Objective— Leukotriene B₄ (LTB₄), a potent leukocyte chemoattractant, is known to promote several inflammatory diseases, including atherosclerosis. We sought to determine mechanisms through which LTB₄ modulates atherosclerosis in cell lines expressing LTB₄ receptors, BLT-1, and in mice deficient in BLT-1 as well as macrophage cell lines derived from BLT-1^+/+ and BLT-1^−/− mice.

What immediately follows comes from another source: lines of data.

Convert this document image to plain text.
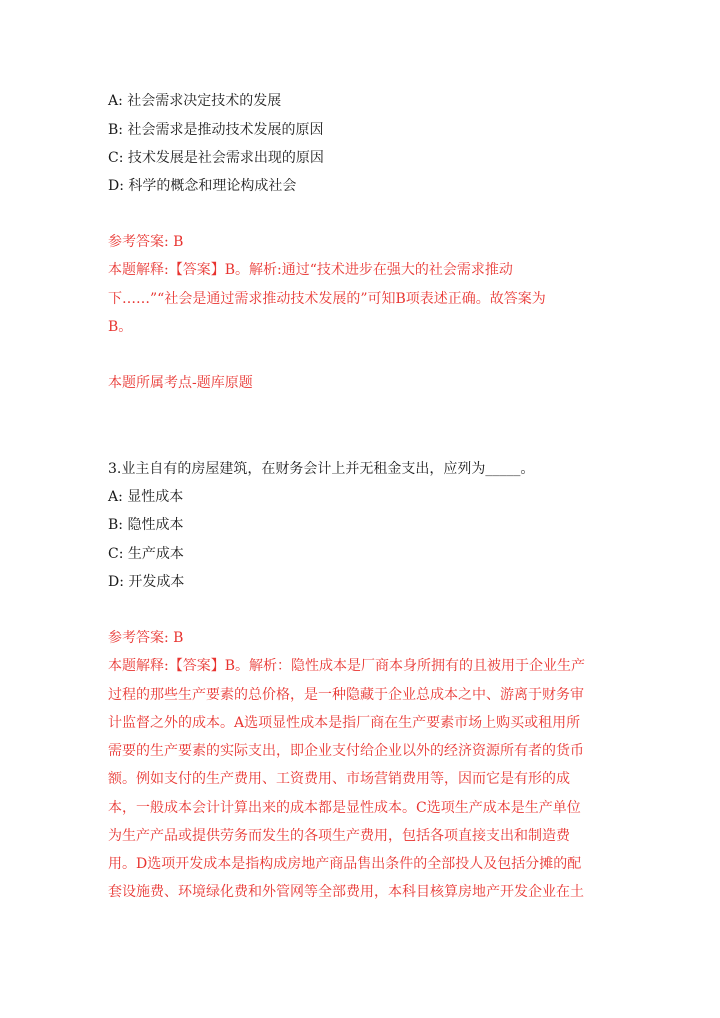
A: 社会需求决定技术的发展
B: 社会需求是推动技术发展的原因
C: 技术发展是社会需求出现的原因
D: 科学的概念和理论构成社会
参考答案: B
本题解释:【答案】B。解析:通过“技术进步在强大的社会需求推动
下……”“社会是通过需求推动技术发展的”可知B项表述正确。故答案为
B。
本题所属考点-题库原题
3.业主自有的房屋建筑，在财务会计上并无租金支出，应列为_____。
A: 显性成本
B: 隐性成本
C: 生产成本
D: 开发成本
参考答案: B
本题解释:【答案】B。解析：隐性成本是厂商本身所拥有的且被用于企业生产
过程的那些生产要素的总价格，是一种隐藏于企业总成本之中、游离于财务审
计监督之外的成本。A选项显性成本是指厂商在生产要素市场上购买或租用所
需要的生产要素的实际支出，即企业支付给企业以外的经济资源所有者的货币
额。例如支付的生产费用、工资费用、市场营销费用等，因而它是有形的成
本，一般成本会计计算出来的成本都是显性成本。C选项生产成本是生产单位
为生产产品或提供劳务而发生的各项生产费用，包括各项直接支出和制造费
用。D选项开发成本是指构成房地产商品售出条件的全部投人及包括分摊的配
套设施费、环境绿化费和外管网等全部费用，本科目核算房地产开发企业在土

Methods and Results— Analysis of global changes in gene expression induced by LTB₄ in rat basophilic leukemia cells (RBL-2H3) expressing the human BLT-1 showed highest-fold increase in expression of fatty acid translocase/CD36 and the chemokine MCP1/JE/CCL2 , which are critical in atherogenesis. To determine the importance of BLT-1 in atherogenesis, we crossed BLT-1-null mice with apolipoprotein (apo)-E-deficient mice, which develop severe atherosclerosis. Deletion of BLT-1 significantly reduced the lesion formation in apo-E^−/− mice only during initiating stages (4 and 8 weeks) but had no effect on the lesion size in mice fed atherogenic diet for 19 weeks. Macrophage cell lines from BLT-1-deficient mice expressed the low-affinity LTB₄ receptor, BLT-2, and exhibited chemotaxis to LTB₄.

Conclusions— The effects of LTB₄ in atherosclerosis are likely mediated through the high-affinity BLT-1 and the low-affinity BLT-2 receptors. LTB₄ promotes atherosclerosis by chemo-attracting monocytes, by providing an amplification loop of monocyte chemotaxis via CCL2 production, and by converting monocytes to foam cells by enhanced expression of CD36 and fatty acid accumulation.